Itulah sekiranya beberapa bagian cerita
yang termaktub dalam buku ini, yang membuat saya tertarik. Walau sebenarnya ke
semua kisah yang ada di dalamnya tidak ada yang mengecewakan untuk dibaca.
Semuanya diyakini akan mengubah paradigma kita dalam beragama dan
bermasyarakat. Yang mengecewakan ialah ketika kita melewatkan waktu untuk tidak
membaca dan mengilhami makna yang terkandung dalam buku ini.
Adapun beberapa nilai-nilai penting yang
mesti diimplementasikan dalam kehidupan sehari-hari dari buku ini ialah:
Cinta ilmu dan rendah hati, dalam hal ini
menggambarkan bahwa setinggi apapun ilmu yang kamu dapatkan tetap tiada tanding
dengan apa yang dimiliki sang pencipta. Cak Dlahom dalam dialognya dengan Gus
Mut, "Benar Cak, saya mau berguru. Sudah lama saya mencari guru."
"Kamu mencari guru itu sudah benar, tapi aku bukan guru." (hal.129)
Gus Mut dalam hal ini mengetahui bahwa Cak Dlahom adalah orang istimewa yang punya
segudang ilmu, makanya Ia hendak belajar dengannya. Padahal Cak Dlahom yang
walau dianggap tidak waras, petuahnya senantiasa mengandung banyak arti dan
pelajaran penting, tetapi dengan pengetahuannya yang luas Ia tetap tidak mau
disebut sebagai guru karena sikap rendah hatinya.
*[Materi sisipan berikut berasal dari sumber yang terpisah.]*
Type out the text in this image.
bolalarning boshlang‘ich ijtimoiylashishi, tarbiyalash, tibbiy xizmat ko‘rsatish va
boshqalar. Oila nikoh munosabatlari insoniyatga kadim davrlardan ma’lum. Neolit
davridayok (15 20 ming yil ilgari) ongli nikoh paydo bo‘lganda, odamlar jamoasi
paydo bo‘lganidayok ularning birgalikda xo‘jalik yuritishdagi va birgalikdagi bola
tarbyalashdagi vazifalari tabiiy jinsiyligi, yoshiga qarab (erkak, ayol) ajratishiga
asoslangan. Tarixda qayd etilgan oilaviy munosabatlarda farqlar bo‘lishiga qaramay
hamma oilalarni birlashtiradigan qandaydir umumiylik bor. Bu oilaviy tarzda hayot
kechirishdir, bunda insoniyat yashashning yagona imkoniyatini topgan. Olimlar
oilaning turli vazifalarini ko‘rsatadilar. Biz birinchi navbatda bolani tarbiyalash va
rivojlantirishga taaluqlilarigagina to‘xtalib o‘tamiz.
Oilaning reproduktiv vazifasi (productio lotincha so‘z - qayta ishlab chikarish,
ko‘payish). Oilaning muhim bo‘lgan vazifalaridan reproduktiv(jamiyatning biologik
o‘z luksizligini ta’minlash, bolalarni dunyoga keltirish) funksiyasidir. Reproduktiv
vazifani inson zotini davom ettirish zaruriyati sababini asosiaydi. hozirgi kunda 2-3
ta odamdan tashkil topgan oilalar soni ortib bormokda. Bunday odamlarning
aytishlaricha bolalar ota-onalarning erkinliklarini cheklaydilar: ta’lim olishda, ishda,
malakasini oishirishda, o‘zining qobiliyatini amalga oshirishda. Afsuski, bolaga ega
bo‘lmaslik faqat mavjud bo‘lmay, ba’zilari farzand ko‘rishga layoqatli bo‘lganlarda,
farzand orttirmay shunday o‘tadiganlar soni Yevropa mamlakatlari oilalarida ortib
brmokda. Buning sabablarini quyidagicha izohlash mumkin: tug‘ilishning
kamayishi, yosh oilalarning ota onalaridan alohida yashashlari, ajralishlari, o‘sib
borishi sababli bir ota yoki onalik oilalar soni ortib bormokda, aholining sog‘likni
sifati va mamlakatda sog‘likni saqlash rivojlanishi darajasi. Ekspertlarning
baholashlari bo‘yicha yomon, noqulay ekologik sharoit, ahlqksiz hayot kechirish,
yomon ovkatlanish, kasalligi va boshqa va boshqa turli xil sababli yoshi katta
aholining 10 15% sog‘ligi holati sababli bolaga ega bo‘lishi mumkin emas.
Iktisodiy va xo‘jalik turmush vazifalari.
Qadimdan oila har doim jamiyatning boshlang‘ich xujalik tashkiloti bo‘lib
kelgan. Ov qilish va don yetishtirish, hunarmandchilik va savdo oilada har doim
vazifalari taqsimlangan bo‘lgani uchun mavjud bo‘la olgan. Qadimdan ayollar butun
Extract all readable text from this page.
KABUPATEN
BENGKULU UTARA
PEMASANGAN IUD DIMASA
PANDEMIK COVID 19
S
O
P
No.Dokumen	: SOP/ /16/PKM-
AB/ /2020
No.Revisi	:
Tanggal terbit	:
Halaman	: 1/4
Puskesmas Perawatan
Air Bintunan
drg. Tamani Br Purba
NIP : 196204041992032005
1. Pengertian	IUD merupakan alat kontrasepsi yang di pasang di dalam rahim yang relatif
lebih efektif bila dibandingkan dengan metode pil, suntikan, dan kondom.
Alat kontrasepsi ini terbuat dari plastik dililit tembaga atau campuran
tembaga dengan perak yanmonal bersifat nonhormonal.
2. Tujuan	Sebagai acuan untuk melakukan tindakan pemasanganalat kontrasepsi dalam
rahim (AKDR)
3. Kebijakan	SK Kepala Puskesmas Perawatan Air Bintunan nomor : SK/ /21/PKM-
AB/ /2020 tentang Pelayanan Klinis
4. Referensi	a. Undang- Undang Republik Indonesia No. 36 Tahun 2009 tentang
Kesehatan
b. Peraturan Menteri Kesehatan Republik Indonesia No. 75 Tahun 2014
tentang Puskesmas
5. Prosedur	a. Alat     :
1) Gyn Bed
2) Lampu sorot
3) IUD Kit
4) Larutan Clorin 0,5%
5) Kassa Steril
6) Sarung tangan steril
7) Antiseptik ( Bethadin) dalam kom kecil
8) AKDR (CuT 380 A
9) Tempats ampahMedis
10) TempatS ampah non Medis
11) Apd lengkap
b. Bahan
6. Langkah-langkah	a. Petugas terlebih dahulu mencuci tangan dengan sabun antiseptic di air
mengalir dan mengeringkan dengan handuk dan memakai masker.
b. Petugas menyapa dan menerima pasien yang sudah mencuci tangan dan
Ikhlas dan sabar, pelajaran tentang ikhlas
dalam buku ini termaktub pada bagian "Menghitung Berak dan Kencing"
seperti yang sudah dijelaskan sebelumnya menjadi bagian yang menarik menurut
saya. Di buku ini juga mengajarkan kita untuk sabar sebab semua telah diatur
oleh sang pencipta. "Tak usah pedulikan peranmu dan peran yang diberikan
kepada wayang yang lain, Mat. Tak perlku juga kamu mengurusi seluruh jalan
cerita dan peran-peran itu. Sama seperti dirimu, mereka tak bisa berbuat
apa-apa. Karena kita semua hanya wayang kok. Cuma wayang." (hal.69)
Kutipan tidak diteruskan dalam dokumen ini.